In the figure shown, the two projectiles are fired simultaneously. The minimum distance between them during their flight is

The velocities of the two projectiles are:  ${\mathrm{v}}_{\mathrm{A}}=20\sqrt{3}{ \mathrm{ms}}^{-1} \text{and }{\mathrm{v}}_{\mathrm{B}}=20{ \mathrm{ms}}^{-1}$.

Horizontal components of the velocities are: ${\mathrm{v}}_{\mathrm{Ax}}=10\sqrt{3}{ \mathrm{ms}}^{-1} \text{and }{\mathrm{v}}_{\mathrm{Bx}}=-10\sqrt{3}{ \mathrm{ms}}^{-1}$.

Similarly, vertical components of the velocities are:  $v_{Ay}=30 {\mathrm{ms}}^{-1} \text{and }{v}_{By}=10 {\mathrm{ms}}^{-1}$.

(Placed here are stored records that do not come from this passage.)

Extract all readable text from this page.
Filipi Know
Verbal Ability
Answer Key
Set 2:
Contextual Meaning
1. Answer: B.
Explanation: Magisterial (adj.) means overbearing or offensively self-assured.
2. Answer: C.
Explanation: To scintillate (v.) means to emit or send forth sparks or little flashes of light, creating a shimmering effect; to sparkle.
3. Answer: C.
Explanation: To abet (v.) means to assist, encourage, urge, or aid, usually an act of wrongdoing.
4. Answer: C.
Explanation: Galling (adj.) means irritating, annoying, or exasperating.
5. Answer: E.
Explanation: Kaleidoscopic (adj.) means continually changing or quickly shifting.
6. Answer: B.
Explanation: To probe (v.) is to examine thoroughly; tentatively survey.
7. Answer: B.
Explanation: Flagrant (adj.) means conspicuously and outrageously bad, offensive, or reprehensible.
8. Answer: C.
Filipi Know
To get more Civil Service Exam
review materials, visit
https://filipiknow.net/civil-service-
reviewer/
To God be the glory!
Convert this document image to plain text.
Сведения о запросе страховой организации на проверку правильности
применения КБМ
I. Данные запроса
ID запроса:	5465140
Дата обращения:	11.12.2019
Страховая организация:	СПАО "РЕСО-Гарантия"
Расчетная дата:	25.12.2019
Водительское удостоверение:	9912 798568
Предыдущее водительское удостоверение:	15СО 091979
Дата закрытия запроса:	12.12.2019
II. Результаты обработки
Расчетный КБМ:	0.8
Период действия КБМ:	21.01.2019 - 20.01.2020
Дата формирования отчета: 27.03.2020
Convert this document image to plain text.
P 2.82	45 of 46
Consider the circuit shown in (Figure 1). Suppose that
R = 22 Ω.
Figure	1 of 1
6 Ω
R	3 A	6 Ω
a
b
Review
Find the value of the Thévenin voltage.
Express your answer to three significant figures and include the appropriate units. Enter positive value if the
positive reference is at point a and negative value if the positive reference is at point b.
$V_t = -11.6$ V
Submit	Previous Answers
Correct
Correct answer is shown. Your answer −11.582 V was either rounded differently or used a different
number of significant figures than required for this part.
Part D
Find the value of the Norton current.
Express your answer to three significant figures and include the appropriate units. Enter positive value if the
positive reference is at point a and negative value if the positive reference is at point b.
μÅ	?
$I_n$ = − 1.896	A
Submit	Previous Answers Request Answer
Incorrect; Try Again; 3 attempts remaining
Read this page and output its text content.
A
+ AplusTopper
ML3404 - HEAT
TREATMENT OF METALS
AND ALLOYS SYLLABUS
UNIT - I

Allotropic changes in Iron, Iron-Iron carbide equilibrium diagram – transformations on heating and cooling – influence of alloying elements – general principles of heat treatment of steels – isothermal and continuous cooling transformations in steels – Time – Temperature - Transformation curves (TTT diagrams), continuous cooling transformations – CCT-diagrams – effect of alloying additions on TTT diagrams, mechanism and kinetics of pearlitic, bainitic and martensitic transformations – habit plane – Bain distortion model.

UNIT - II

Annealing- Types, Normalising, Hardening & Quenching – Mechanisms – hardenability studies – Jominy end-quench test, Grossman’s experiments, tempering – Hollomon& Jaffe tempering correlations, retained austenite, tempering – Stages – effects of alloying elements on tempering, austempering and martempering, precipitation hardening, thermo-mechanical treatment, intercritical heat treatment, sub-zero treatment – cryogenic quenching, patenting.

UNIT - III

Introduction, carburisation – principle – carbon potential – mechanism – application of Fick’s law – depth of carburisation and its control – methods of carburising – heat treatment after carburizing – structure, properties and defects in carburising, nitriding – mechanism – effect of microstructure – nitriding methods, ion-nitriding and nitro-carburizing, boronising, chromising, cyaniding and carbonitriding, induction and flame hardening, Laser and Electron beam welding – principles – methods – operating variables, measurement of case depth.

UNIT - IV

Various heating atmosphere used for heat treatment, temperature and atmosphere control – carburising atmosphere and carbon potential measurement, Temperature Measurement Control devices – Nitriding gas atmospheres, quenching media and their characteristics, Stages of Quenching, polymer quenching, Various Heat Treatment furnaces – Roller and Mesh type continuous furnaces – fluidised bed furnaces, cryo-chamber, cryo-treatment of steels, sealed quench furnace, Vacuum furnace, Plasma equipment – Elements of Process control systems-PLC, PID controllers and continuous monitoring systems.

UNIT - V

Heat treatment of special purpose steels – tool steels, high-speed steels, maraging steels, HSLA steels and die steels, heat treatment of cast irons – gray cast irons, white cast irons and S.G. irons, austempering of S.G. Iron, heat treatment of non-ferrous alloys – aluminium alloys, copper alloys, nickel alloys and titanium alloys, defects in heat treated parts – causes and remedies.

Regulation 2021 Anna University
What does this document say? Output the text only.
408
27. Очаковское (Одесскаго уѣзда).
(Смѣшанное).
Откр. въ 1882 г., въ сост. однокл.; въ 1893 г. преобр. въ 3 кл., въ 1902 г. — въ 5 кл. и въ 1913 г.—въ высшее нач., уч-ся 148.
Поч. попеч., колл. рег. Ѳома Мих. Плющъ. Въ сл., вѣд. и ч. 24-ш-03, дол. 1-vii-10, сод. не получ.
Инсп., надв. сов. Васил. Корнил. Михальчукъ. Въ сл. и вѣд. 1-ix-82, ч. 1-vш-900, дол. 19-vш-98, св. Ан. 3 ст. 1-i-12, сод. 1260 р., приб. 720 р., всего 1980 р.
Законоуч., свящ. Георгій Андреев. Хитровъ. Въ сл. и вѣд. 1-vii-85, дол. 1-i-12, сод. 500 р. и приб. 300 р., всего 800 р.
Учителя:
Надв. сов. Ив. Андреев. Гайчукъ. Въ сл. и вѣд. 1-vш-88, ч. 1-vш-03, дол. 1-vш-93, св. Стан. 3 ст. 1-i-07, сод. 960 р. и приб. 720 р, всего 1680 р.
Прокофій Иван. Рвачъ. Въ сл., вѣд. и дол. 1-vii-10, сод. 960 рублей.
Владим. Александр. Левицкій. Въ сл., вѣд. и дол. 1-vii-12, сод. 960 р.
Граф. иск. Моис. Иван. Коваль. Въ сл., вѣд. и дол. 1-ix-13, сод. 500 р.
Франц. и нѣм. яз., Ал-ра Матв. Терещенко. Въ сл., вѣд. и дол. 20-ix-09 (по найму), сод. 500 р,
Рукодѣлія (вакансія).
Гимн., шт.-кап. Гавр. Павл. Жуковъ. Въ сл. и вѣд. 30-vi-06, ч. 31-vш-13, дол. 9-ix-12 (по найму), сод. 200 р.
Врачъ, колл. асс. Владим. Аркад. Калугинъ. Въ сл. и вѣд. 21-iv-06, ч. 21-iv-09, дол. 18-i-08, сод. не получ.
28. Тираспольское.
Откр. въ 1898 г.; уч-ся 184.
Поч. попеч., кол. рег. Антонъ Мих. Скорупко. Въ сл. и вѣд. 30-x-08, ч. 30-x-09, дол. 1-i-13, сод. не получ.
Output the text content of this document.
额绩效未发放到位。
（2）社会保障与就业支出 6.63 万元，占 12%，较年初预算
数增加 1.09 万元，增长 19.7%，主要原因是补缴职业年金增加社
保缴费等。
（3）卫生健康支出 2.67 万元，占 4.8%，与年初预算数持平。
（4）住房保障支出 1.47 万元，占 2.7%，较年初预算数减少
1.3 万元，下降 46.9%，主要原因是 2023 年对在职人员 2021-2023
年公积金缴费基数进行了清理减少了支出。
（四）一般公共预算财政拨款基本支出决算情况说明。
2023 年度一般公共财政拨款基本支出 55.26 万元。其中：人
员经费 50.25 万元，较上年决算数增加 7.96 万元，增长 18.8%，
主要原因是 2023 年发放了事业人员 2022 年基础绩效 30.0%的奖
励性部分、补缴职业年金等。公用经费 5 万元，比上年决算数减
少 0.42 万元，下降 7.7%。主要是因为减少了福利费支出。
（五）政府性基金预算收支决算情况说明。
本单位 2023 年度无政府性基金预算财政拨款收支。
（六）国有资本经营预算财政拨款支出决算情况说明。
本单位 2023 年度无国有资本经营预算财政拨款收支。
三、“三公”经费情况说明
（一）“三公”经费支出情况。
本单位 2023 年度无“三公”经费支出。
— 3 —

The distance between the two projectiles at the time of firing is $\mathrm{d}=20\sqrt{3} \text{m}$. 

Angle made by relative velocity $v_{AB}$ with horizontal:  $\theta ={\tan }^{-1}\left(\frac{v_{Ay}-v_{By}}{v_{Ax}-v_{Bx}}\right)={\tan }^{-1}\left(\frac{30-10}{10\sqrt{3}+10\sqrt{3}}\right)={\tan }^{-1}\left(\frac{1}{\sqrt{3}}\right)=30°$.

Minimum distance between A and B is given by  ${\mathrm{d}}_{\min }=d\sin \theta$$=20\sqrt{3}\times \frac{1}{2}=10\sqrt{3} \mathrm{m}$.